Ein anderes Mal stehe ich am Hauptbahnhof und warte auf zwei Freundinnen. Zusammen wollen wir shoppen gehen. Laura, die erste Freundin, eine „Fußgängerin“, trifft ein. Wir müssen noch auf die dritte warten. Laura möchte nicht so lange stehen und setzt sich auf meinen Schoß. Kurze Zeit später werde ich von einem Mann des Bahn-Sicherheitsdienstes angesprochen, ich möge bitte aufstehen, man mache so etwas nicht. Ich gucke ihn ungläubig an und frage: „Was macht man nicht?“ – „Na, Behinderten den Sitzplatz wegnehmen!“ Nachdem Laura aufgestanden war, forderte er mich erneut auf, aufzustehen. Ich fragte: „Wem nehme ich denn den Sitzplatz weg?“ – „Na ihr“, sagte er und deutete auf Laura. Im weiteren Gespräch klärte sich dann auf, dass das mein Rollstuhl ist und Laura laufen kann.
Heute waren wir auf dem Hamburger Dom (Volksfest), nein, es gab keine Krawalle anlässlich des St.-Pauli-Fußballspiels nebenan, als wir wegen eines Regenschauers in einer Wurstbude warteten. Plötzlich spricht uns ein wildfremder Mann an, ob wir kein Zuhause hätten. Simone und Cathleen haben ihn gleich ignoriert, ich habe ihn etwas verdattert angeschaut. Ja, sagt er, notfalls hätte er noch ein Zimmer frei, nur müssten wir uns das teilen. Aber es sei warm und trocken. Ich lehnte dankend ab.

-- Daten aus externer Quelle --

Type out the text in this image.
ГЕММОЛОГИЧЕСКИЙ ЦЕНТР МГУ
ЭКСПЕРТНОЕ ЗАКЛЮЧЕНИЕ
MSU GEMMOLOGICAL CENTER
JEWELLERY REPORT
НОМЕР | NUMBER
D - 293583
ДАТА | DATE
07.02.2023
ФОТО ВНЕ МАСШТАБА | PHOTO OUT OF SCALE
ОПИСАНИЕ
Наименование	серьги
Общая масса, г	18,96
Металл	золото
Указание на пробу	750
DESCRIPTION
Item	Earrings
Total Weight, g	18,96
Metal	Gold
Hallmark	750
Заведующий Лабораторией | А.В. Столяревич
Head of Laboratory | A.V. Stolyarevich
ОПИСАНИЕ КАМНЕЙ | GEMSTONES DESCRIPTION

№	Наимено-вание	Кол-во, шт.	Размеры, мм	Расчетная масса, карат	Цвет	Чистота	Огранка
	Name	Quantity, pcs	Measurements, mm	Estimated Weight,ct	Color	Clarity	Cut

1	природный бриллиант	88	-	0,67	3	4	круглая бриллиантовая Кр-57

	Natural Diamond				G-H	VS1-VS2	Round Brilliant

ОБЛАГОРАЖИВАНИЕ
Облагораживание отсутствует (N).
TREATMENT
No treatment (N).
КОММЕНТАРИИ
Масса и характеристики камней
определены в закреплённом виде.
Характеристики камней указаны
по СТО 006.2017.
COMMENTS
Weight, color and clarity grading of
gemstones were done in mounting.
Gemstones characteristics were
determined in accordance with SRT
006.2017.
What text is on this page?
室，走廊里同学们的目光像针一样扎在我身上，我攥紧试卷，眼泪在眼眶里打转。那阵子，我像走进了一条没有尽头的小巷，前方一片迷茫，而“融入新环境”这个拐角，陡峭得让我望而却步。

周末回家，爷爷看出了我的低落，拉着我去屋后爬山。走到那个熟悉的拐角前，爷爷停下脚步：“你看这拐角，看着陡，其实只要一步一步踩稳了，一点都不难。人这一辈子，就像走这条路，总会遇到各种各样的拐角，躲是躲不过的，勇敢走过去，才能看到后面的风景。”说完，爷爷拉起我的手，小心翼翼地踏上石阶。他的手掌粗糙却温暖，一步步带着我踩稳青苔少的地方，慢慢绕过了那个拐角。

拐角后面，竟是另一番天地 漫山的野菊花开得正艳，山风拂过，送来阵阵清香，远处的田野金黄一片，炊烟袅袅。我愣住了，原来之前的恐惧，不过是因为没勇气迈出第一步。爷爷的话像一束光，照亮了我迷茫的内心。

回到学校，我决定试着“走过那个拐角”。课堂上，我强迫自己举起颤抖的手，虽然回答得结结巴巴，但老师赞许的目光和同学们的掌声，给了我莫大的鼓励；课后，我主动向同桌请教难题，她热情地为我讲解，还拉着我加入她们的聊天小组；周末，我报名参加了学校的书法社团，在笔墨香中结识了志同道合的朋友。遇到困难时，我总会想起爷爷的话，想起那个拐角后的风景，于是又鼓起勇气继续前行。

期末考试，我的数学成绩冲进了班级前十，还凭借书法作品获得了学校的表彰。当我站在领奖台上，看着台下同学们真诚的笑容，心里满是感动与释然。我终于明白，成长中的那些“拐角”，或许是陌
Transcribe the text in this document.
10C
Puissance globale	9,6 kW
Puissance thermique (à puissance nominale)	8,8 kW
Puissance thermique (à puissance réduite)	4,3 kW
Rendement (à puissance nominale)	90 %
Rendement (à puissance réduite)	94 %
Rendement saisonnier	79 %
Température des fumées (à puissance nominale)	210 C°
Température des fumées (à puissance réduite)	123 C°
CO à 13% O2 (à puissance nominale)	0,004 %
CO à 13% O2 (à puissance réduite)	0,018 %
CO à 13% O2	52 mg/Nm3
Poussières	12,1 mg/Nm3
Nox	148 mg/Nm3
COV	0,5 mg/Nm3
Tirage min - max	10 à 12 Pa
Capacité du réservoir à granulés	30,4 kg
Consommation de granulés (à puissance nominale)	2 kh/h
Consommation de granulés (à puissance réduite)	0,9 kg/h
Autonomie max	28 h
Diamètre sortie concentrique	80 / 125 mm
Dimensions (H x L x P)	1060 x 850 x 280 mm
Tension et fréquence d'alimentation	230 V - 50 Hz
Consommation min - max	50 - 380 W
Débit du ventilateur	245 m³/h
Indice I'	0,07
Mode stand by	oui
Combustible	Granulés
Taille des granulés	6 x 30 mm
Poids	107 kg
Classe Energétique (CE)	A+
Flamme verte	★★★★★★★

Auf dem Rückweg stand in Altona eine Frau, die gerade einen Staubsauger im dortigen Elektronikmarkt gekauft hatte, im Aufzug. Sie musterte uns von oben bis unten und von unten bis oben. Auf dem Bahnsteig, als wir auf unsere Bahn warteten, sprach sie uns an. Sie sei Modeberaterin oder Modedesignerin oder ähnliches, habe auch Kunden, die im Rollstuhl sitzen, und müsse unbedingt Simone einen Tipp geben. Simone trägt sehr viele Klamotten, die von ihrer Mutter selbst genäht werden. Außerdem hat sie einen sehr individuellen Geschmack. Nicht übertrieben und überwiegend schlicht und unauffällig, aber es gibt immer einen absolut schrillen Hingucker. Das kann ein Kleid sein, unter dem sie eine Leggings trägt, die an einem Bein rot und an dem anderen Bein grün ist,
das kann eine schwarze Umhängetasche mit einer pinken Spinne drauf sein – heute waren es Sneaker mit neongelben bzw. neonorangen Schnürbändern. Die Frau meinte, das sei sehr unvorteilhaft, weil sie damit ihre Behinderung so sehr betonen würde. Simone runzelte nur die Stirn und meinte: „Äh… ja. Danke für den Tipp.“
Es wird doch nie langweilig, weil zwischen den üblichen Sprüchen (nicht so schnell, da vorne wird geblitzt; guck mal, die machen einen Ausflug) doch immer noch mal wieder etwas überraschendes ist, was Leute wie ich noch nicht gehört haben.